Die Argumente, mit denen die Presse der Zensur beispringt, sind infam. Sitte wird, natürlich, mit Arno Breker verglichen. Er sei, schreibt etwa die "Berliner Morgenpost", "nicht nur der Arno Breker der DDR (gewesen), sondern auch ein eifriger Exekutor der DDR-Direktiven". Da Sitte Stasi-Verbindungen nicht nachgewiesen werden können, gibt der DDR-Kunstkritiker vom Innendienst Christoph Tannert im "Spiegel" zu bedenken, "daß Sitte niemand war, der im Auftrag der Stasi arbeiten mußte" - aber nur, "weil der Mann noch mächtiger als die Stasi war". Noch mächtiger als die Stasi? Und noch fürchterlicher als Arno Breker? Ja, dann sollte vielleicht Gerhard Schröder sich schon mal zum Internationalen Gerichtshof in Den Haag begeben, um das Urteil für seine Beihilfe zu Sitte-Ausstellungen zu erwarten.

Sieht man genauer hin, bleibt wenig, was einer Werkschau in der deutschen Provinz im Wege stehen sollte. Sittes Lebenslauf ist weit entfernt von einer glatten Funktionärskarriere. Jahrgang 21, studiert 1940 an der "Hermann Göring Meisterschule für monumentale Malerei", die er nach einem Jahr wegen Protesten verlassen muß. Er wird zum Kriegsdienst einberufen, 1944 desertiert er und erlebt das Kriegsende als Partisan in Italien. Seit 1947 ist er SED-Mitglied, gerät aber mit seinen Bildern in die Formalismus-Debatte und ab vom "Bitterfelder Weg". In dieser Zeit malt Sitte expressiv oder wie Picasso. Mitte der sechziger Jahre kann er auf fast 20 Jahre Schikanierung, Ausstellungsverbote, Observation durch die Stasi und politische Diskreditierung zurückblicken. Die Parteiführung störten die formalistischen Modernismen, der Collage- und Montagestil der Bilder. Das ändert sich bald, aber nicht weil Sitte sich ändert. Seit 1974 ist er Präsident des Verbands bildender Künstler der DDR, außerdem Volkskammerabgeordneter und ZK-Mitglied.
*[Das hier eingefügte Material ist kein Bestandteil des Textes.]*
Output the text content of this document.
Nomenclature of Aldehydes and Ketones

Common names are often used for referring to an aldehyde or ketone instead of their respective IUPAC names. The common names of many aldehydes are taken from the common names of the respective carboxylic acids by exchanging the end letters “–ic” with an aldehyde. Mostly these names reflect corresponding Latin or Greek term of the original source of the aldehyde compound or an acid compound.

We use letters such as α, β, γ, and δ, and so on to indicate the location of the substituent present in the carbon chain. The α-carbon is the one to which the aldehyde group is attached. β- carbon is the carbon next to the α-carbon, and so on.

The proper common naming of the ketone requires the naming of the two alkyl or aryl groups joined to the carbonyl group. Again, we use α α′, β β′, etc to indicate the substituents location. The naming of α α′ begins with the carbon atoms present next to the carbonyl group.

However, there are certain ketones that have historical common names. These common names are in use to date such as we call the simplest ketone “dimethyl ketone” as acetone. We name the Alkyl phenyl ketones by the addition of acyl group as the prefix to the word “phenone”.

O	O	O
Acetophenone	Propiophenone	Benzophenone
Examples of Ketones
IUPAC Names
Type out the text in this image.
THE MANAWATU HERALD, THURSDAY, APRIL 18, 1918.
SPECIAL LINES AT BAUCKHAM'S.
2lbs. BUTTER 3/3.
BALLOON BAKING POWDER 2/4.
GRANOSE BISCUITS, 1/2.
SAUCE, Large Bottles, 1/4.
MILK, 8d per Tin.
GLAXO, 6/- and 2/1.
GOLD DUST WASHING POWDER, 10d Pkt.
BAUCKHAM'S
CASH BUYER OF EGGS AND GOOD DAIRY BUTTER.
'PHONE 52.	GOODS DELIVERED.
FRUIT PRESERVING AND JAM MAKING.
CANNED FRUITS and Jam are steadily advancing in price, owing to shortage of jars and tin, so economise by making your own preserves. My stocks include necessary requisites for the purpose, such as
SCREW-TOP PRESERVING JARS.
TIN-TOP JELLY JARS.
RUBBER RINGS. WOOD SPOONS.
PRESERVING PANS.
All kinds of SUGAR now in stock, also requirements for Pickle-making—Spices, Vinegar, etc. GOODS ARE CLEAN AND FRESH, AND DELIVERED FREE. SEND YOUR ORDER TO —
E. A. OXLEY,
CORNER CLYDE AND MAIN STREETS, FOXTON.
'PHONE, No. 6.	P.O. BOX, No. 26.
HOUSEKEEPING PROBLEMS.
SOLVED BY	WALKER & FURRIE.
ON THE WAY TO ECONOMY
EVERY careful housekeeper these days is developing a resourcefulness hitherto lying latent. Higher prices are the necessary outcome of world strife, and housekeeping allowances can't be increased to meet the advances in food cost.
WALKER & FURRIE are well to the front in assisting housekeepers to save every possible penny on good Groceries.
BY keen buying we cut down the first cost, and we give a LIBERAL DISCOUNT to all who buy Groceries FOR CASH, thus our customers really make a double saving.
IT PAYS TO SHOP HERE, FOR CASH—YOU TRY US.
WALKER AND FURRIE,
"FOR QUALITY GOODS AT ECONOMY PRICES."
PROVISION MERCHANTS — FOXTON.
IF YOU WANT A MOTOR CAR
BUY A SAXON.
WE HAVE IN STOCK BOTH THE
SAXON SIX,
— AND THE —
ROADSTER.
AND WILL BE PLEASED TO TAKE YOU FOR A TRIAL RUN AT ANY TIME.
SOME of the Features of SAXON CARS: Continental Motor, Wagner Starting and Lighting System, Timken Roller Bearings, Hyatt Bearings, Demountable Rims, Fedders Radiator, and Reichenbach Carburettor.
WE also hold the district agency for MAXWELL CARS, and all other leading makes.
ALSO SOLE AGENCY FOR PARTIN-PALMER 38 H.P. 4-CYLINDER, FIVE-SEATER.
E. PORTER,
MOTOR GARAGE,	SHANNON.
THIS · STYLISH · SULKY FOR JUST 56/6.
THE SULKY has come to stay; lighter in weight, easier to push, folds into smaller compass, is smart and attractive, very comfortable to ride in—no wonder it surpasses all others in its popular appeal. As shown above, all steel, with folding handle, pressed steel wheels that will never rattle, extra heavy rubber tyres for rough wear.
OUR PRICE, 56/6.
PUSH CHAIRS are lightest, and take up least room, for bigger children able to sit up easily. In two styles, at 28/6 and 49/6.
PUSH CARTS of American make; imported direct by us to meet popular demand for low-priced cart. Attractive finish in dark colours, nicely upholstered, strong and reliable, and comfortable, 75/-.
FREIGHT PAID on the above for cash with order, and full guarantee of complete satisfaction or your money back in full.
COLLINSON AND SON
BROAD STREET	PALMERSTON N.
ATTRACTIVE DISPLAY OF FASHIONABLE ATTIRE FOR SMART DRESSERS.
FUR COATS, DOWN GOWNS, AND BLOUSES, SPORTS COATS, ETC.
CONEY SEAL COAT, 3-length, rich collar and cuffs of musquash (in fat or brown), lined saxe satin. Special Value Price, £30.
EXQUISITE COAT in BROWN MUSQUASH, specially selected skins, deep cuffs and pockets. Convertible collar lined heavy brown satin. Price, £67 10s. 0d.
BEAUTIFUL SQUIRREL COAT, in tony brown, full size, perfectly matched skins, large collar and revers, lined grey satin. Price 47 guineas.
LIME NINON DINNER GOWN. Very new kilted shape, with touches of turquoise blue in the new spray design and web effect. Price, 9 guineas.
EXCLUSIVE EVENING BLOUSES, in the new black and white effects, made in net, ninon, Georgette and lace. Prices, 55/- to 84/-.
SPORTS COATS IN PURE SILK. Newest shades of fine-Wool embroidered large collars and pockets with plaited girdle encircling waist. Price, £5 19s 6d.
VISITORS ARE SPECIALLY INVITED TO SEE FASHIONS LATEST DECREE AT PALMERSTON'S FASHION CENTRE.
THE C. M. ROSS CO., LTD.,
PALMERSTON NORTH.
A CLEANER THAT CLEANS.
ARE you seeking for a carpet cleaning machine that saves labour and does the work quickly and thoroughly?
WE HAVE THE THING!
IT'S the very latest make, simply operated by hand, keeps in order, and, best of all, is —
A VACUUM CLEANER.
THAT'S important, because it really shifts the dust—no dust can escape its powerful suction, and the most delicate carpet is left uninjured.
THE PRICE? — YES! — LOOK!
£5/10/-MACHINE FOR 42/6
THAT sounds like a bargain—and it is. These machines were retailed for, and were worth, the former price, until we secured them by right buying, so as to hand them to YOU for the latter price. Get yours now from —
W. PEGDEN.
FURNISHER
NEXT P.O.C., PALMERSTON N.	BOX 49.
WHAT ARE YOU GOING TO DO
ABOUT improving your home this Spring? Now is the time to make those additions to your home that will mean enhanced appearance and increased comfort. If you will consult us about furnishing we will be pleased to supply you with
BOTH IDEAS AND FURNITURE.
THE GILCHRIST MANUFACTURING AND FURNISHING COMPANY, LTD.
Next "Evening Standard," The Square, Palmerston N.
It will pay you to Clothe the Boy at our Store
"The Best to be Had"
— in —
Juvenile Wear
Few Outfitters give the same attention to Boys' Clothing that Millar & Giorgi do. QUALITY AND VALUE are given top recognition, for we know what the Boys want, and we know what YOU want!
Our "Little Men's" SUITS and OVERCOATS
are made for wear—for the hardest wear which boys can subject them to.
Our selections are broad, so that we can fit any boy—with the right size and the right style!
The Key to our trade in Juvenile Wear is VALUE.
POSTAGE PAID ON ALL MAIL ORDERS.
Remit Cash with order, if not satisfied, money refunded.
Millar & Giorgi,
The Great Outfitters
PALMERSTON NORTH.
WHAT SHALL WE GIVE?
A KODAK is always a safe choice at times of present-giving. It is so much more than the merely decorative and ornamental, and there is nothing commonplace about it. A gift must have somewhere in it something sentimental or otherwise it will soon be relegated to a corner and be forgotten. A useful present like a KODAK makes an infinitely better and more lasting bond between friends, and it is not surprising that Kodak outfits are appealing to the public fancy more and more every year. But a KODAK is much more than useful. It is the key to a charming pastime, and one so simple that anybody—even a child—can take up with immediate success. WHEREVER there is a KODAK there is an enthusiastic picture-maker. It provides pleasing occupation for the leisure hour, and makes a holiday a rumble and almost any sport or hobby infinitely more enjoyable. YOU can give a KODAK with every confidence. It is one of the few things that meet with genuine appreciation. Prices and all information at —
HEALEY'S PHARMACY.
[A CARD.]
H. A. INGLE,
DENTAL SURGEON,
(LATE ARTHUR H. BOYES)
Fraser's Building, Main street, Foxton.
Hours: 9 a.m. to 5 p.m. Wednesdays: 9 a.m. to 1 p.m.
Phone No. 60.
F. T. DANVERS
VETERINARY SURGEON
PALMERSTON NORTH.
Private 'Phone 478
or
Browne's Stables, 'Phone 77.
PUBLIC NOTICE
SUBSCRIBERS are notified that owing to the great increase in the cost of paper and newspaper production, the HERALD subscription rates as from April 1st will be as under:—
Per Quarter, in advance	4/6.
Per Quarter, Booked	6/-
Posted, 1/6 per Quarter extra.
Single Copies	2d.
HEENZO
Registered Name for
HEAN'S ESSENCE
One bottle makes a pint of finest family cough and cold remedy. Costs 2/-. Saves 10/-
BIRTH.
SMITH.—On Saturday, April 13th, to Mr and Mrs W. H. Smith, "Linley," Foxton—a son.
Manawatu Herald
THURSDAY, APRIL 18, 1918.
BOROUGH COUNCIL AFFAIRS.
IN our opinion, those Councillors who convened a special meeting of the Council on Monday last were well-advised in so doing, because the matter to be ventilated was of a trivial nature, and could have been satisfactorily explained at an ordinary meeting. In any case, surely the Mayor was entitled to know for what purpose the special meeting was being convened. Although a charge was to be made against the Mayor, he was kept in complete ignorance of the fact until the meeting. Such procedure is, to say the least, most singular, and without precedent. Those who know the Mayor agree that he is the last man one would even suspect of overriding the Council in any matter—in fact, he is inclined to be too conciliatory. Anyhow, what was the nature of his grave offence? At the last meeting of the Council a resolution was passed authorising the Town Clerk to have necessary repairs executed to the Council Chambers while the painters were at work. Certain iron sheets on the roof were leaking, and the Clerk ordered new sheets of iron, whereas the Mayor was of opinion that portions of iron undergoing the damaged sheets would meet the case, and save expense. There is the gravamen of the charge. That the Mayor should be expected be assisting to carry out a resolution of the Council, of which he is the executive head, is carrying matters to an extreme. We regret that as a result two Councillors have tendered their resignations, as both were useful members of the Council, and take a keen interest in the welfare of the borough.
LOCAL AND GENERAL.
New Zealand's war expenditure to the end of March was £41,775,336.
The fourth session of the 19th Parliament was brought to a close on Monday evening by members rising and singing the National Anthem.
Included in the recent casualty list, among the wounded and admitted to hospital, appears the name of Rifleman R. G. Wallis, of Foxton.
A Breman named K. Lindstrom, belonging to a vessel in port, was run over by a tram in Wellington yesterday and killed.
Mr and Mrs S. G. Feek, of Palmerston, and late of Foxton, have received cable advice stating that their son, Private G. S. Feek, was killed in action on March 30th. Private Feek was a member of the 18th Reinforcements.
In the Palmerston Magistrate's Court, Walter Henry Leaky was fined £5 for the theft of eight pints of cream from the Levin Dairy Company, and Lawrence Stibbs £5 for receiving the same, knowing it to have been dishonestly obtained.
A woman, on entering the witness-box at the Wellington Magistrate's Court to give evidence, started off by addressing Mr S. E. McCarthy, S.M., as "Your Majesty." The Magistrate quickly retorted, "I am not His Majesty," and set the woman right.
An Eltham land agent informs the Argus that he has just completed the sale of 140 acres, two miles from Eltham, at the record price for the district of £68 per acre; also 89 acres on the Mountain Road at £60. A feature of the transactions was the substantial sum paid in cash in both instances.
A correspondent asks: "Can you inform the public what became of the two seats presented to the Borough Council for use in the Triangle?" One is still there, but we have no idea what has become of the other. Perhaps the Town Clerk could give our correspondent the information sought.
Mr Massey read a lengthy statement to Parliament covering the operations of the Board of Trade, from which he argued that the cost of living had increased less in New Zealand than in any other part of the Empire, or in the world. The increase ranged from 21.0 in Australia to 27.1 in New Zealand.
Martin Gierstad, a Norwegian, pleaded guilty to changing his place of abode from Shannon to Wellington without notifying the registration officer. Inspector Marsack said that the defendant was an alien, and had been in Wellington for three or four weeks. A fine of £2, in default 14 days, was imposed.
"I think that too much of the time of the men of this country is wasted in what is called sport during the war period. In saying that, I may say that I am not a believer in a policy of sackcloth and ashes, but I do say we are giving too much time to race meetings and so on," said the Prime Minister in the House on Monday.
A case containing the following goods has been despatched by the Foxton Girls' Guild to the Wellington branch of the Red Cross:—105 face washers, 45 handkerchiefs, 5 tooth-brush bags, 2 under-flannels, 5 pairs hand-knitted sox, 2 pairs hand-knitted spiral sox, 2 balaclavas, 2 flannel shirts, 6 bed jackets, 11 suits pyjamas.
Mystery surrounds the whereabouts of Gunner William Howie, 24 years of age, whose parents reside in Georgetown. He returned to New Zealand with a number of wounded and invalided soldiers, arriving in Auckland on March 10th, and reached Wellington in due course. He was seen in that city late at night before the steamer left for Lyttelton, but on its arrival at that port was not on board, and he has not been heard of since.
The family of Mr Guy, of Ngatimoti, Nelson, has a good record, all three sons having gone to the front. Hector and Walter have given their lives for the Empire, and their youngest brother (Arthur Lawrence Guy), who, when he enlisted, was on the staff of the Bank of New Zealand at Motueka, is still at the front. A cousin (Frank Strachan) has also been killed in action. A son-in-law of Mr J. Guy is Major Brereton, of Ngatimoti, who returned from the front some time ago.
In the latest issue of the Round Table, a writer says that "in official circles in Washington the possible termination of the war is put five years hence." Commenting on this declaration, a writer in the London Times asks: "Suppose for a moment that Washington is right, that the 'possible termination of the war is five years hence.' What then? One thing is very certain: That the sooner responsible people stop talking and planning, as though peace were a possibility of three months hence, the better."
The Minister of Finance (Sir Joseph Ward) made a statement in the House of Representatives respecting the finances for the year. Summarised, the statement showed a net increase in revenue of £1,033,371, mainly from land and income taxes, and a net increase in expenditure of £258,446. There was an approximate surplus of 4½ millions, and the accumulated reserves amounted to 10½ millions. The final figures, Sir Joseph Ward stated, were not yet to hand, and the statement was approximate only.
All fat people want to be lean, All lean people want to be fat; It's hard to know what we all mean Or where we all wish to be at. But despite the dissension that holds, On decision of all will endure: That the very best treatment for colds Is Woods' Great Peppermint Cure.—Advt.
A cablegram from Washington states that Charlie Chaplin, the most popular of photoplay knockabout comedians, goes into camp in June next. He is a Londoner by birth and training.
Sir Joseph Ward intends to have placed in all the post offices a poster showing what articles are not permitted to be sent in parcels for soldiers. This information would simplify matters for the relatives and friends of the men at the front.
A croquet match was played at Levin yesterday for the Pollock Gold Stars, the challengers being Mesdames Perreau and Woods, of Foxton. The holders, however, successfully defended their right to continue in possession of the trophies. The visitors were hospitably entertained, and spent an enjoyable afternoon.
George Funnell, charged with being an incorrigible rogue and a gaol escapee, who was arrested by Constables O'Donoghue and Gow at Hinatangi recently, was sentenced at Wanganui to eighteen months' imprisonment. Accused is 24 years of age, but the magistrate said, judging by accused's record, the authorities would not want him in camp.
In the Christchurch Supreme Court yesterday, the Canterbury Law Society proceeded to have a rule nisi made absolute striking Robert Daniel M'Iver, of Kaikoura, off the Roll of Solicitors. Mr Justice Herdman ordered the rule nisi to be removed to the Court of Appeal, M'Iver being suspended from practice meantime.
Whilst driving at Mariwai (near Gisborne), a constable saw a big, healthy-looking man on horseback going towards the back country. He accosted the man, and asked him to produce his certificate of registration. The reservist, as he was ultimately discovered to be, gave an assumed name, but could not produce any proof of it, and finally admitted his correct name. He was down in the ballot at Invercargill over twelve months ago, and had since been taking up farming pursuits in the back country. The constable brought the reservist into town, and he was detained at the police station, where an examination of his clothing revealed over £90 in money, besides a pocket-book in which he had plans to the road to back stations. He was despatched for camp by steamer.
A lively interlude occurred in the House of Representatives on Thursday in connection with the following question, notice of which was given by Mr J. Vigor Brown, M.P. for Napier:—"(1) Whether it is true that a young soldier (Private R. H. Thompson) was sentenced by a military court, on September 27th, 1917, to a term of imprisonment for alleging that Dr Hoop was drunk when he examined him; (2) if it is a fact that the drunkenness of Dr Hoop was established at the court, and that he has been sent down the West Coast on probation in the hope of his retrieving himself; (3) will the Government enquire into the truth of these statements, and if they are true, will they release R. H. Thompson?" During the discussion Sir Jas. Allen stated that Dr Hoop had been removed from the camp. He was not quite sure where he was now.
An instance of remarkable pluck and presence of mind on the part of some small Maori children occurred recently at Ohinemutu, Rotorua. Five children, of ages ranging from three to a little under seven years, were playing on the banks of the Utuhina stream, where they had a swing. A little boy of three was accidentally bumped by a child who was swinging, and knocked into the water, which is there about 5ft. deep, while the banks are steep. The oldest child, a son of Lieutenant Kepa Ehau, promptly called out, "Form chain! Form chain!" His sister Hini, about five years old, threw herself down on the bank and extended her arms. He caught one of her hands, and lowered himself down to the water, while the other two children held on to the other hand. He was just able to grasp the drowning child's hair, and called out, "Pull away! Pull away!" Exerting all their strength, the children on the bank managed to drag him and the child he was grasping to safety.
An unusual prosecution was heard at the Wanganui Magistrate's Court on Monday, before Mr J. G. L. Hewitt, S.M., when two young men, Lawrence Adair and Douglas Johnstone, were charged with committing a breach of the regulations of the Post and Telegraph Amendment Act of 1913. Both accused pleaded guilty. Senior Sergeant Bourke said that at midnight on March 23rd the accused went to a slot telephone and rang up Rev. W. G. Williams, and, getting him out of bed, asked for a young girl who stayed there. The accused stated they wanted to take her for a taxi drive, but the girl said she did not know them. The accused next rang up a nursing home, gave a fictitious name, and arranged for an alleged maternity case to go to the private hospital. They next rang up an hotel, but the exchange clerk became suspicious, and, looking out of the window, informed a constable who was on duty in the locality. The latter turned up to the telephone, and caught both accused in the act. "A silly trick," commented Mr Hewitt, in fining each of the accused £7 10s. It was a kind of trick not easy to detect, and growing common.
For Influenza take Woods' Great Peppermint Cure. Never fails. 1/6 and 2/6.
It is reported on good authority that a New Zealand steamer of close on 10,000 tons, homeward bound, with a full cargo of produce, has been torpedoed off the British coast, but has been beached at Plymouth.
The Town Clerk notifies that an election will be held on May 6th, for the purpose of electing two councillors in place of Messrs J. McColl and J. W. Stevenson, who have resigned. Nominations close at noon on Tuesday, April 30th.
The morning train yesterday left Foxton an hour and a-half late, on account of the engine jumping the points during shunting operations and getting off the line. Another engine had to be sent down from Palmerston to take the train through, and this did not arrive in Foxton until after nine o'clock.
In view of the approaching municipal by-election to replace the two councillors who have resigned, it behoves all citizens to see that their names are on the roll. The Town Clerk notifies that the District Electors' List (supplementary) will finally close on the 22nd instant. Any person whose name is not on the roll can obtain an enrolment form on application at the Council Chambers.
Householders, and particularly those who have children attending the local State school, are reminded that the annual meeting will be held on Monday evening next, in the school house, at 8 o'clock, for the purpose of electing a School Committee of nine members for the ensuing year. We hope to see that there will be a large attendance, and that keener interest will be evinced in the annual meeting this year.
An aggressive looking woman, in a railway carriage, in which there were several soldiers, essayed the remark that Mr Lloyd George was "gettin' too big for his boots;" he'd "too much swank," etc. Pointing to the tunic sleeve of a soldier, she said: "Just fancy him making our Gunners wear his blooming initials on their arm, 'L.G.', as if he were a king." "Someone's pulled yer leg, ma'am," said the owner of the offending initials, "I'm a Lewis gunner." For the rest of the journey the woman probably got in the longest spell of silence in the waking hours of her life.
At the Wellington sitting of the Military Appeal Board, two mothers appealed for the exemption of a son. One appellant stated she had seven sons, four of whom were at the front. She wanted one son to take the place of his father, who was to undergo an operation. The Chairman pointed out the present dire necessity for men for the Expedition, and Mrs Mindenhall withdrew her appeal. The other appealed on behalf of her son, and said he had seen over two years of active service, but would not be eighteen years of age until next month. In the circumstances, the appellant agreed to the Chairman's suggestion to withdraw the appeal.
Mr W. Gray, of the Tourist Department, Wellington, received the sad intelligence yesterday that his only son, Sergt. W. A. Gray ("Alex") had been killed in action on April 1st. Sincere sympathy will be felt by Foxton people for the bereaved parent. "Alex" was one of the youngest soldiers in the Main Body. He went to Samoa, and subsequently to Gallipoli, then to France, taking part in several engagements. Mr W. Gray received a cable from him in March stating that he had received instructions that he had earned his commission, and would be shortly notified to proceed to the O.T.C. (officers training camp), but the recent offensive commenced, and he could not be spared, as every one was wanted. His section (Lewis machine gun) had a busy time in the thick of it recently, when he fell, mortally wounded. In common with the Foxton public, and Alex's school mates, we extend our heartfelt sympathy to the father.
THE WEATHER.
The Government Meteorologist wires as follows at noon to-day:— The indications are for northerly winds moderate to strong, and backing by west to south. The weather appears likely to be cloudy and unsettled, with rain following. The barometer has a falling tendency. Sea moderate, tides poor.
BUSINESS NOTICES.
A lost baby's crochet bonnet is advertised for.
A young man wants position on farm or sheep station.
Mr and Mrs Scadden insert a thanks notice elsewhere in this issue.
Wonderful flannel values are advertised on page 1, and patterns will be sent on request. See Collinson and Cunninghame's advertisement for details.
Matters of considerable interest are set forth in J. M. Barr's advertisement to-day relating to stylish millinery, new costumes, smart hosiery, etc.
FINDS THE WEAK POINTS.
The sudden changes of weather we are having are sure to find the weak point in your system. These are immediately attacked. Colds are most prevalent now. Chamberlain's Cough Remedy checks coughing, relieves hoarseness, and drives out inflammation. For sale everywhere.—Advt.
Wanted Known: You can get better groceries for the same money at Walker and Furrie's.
Er nutzt seinen weitreichenden Einfluß einerseits, die Autonomie des Verbands zu verteidigen, und andrerseits, Dissidenten Möglichkeiten zum Arbeiten, aber nicht zum Auftrumpfen zu verschaffen. Etlichen ermöglicht er Auslandsreisen und -ausstellungen, etlichen nicht. Er genießt Privilegien, die andere nicht genießen, klüngelt mit Kurt Hager und mit Peter Ludwig um Aufträge. Und er hält bis zum bitteren Ende Stücke auf den Sozialistischen Realismus, so wie er ihn versteht: "Der ganze sensationslose Alltag des Arbeiters, seine einmalige und unverwechselbare Individualität sollen sichtbar werden", schreibt er 1988 in der Verbandszeitschrift "Bildende Kunst", "darum müssen wir uns stärker bemühen. Sollten nicht gerade die besten realistisch schaffenden Künstler Lust darauf haben, hier auf Entdeckungen zu gehen? Eine echte Avantgarde wäre hier gefragt."

Die "echte" Avantgarde, jedenfalls ihrem Selbstverständnis nach, war zu diesem Zeitpunkt, 1988, längst in den Westen ausgereist und schiß dort, zum Entzücken des "Herrn Mittelmaß", in die Vitrinen. Maßgeblich ihren Interventionen dürfte der Ausstellungsstopp zu verdanken sein. Die Stasi agierte im Umgang mit abweichenden bildenden Künstlern ruppig und griff zu Atelierverwüstungen oder zerschredderte Kunstwerke. Sitte, für diese Zustände nicht zuständig, repräsentierte sie jedoch. Und ging den Künstlern, die sich lange vor ihm schlau gemacht hatten, mit seinem Arbeiterquatsch auf die Nerven.

Auf dem eben in Nürnberg beendeten "Symposion", das nun ohne nachfolgende Ausstellung veranstaltet wurde, ging's folgerichtig weniger um Sittes Bilder als um DDR-Kulturpolitik, deren Archäologie mit grobem Gerät in Szene gesetzt wurde. Ein "Schlachtfest", berichteten einige Zeitungen mit sichtlichem Stolz auf die zivilisierten Umgangsformen der Deutschen, sei es nicht geworden, obwohl "... die Leichen im Keller von Willi Sitte ... plötzlich auftauchten" ("Tagesspiegel"). Wer aber sind die Leichen in Sittes Keller? Es sind - man hatte es gehofft und befürchtet: "Wolf Biermann, Bärbel Bohley, Eberhard Göschel oder (!) A. R. Penck", die allesamt auch irgendwie den Eindruck machen, als hätten sie zu lange Zeit dort gelegen.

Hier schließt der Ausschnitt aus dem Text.